Once again, you can use SGD to minimize this loss function.

## Kernels

Once in a while, you might hear someone mention kernel SVMs. Without getting too deep into it, kernels allow a linear separator to take samples from an original space that is not linearly separable, and embed them into a space where the samples are linearly separable.

## Example with Scikit-Learn

In [None]:
import numpy as np
import matplotlib.pyplot as plt
from sklearn import svm, datasets

# import some data to play with
iris = datasets.load_iris()
X = iris.data[:, :2]  # we only take the first two features. We could
                      # avoid this ugly slicing by using a two-dim dataset
y = iris.target

In [None]:
h = .02  # step size in the mesh

# we create an instance of SVM and fit out data. We do not scale our
# data since we want to plot the support vectors
C = 1.0  # SVM regularization parameter
svc = svm.SVC(kernel='linear', C=C).fit(X, y)
rbf_svc = svm.SVC(kernel='rbf', gamma=0.7, C=C).fit(X, y)
poly_svc = svm.SVC(kernel='poly', degree=3, C=C).fit(X, y)
lin_svc = svm.LinearSVC(C=C).fit(X, y)

# create a mesh to plot in
x_min, x_max = X[:, 0].min() - 1, X[:, 0].max() + 1
y_min, y_max = X[:, 1].min() - 1, X[:, 1].max() + 1
xx, yy = np.meshgrid(np.arange(x_min, x_max, h),
                     np.arange(y_min, y_max, h))

# title for the plots
titles = ['SVC with linear kernel',
          'LinearSVC (linear kernel)',
          'SVC with RBF kernel',
          'SVC with polynomial (degree 3) kernel']

In [None]:
# Way to change sizes of plots
# http://stackoverflow.com/a/332311/2014591
from pylab import rcParams
rcParams['figure.figsize'] = 10, 10

In [None]:

num_zeros = len(y[y == 0])
num_ones = len(y[y == 1])
num_twos = len(y[y == 2])

colors= "".join(["b"] * num_zeros + ["r"] * num_ones + ["y"] * num_twos)

for i, clf in enumerate((svc, lin_svc, rbf_svc, poly_svc)):
    # Plot the decision boundary.

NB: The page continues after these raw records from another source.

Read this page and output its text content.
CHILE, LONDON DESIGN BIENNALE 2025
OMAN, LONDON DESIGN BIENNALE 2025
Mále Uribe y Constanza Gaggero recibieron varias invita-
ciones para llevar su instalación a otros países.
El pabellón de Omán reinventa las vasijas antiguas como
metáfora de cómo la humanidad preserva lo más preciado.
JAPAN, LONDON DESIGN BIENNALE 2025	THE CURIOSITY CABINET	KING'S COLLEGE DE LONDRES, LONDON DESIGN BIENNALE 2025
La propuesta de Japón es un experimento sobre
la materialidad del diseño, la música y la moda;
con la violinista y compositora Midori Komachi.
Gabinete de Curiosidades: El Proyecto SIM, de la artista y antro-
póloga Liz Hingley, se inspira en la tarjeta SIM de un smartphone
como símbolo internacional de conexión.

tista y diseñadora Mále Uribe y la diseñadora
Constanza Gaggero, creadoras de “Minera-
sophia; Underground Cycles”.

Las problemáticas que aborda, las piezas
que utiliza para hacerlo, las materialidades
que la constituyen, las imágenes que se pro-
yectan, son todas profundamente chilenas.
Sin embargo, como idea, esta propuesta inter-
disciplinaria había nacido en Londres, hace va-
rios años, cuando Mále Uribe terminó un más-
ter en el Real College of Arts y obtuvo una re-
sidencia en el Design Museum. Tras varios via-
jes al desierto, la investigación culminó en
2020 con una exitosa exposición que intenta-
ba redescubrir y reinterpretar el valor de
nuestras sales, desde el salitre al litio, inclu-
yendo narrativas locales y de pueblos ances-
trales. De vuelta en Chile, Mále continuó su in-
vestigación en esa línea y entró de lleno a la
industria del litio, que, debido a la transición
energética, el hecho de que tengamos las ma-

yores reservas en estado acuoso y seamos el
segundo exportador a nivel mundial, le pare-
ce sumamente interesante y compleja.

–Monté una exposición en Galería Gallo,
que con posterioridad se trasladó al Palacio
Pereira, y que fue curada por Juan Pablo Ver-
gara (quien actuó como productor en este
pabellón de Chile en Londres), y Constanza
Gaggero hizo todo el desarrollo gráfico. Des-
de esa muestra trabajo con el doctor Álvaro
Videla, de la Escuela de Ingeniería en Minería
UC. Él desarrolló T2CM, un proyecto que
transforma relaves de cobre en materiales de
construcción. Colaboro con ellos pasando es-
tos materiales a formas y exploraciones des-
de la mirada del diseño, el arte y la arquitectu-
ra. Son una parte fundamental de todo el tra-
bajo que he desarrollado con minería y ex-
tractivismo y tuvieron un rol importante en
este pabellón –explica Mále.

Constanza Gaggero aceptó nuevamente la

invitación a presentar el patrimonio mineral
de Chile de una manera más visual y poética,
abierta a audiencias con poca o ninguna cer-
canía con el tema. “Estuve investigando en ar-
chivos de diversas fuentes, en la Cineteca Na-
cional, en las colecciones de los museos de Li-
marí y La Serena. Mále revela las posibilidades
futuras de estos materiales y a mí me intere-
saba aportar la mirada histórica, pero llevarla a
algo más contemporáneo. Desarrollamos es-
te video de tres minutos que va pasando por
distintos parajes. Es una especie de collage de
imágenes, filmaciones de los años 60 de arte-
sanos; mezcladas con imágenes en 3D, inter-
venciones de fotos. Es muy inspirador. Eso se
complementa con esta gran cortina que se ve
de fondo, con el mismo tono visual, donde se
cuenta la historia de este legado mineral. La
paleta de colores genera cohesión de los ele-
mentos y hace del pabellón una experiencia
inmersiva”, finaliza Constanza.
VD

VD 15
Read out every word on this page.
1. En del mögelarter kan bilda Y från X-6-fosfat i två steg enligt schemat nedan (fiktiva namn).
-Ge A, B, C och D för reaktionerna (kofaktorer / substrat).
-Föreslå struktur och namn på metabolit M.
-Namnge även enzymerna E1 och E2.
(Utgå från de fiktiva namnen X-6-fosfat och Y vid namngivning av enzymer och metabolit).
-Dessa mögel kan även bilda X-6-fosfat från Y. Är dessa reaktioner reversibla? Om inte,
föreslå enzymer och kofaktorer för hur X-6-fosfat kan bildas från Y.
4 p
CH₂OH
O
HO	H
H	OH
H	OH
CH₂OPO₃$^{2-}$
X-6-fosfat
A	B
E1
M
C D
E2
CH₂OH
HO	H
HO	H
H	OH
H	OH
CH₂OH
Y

For that, we will assign a color to each
    # point in the mesh [x_min, m_max]x[y_min, y_max].
    plt.subplot(2, 2, i + 1)
    plt.subplots_adjust(wspace=0.4, hspace=0.4)

    Z = clf.predict(np.c_[xx.ravel(), yy.ravel()])

    # Put the result into a color plot
    Z = Z.reshape(xx.shape)
    plt.contourf(xx, yy, Z, cmap=plt.cm.Paired, alpha=0.8)

    # Plot also the training points
    plt.scatter(X[:, 0], X[:, 1], c=colors, cmap=plt.cm.Paired)
    plt.xlabel('Sepal length')
    plt.ylabel('Sepal width')
    plt.xlim(xx.min(), xx.max())
    plt.ylim(yy.min(), yy.max())
    plt.xticks(())
    plt.yticks(())
    plt.title(titles[i])

plt.show()